Attempts to reduce deficits and debt often lead to public investment cuts, as politicians prioritise vote maximisation over long-term societal benefits. When fiscal rules treat investment in the same way as current spending, without special provisions, this problem worsens.
In a paper published this week, we evaluate the European Union’s new fiscal framework. The rules, which came into effect in April 2024, do not include specific investment provisions – despite our previous call for a ‘fiscally responsible public investment rule’.
Instead, the framework incentivises public investment by offering an option to extend the fiscal adjustment period (during which a country’s budget deficit is reduced through expenditure cuts and tax increases) from four to seven years, allowing a more gradual adjustment if investment levels are maintained and other conditions are met.
The new framework was first tested when 22 countries revealed their medium-term fiscal-structural plans. Alarmingly, over a third of countries planned to cut nationally financed public investment in the next four years, and greater fiscal adjustments tended to correlate with deeper investment cuts. These plans reflect national intentions, but actual reductions could be even more severe once tough budget choices arise.
While two-thirds of EU countries intend to maintain or increase public investment, the overall increase is less than 0.2% of GDP – which is far from sufficient to narrow Europe’s investment gap. While the bulk of this gap should be addressed through private investment, public investment must also play a critical role.
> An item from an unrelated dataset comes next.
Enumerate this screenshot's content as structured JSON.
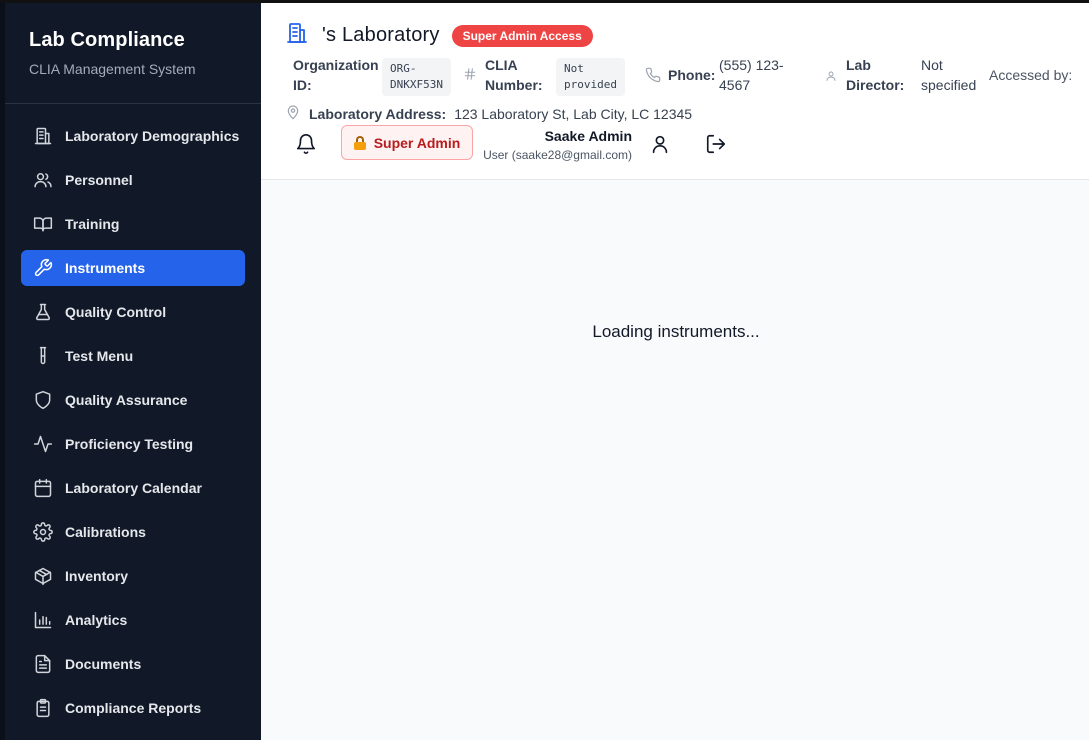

Commission president Ursula von der Leyen has suggested that an escape clause in the fiscal framework could allow more defence spending. While better than nothing, this would permit, but not require, increased defence spending, and would not address broader needs like climate action.
To meet long-term EU challenges and secure public investment, new solutions are needed, such as a common EU fund financed by joint borrowing after the expiration of NextGenerationEU.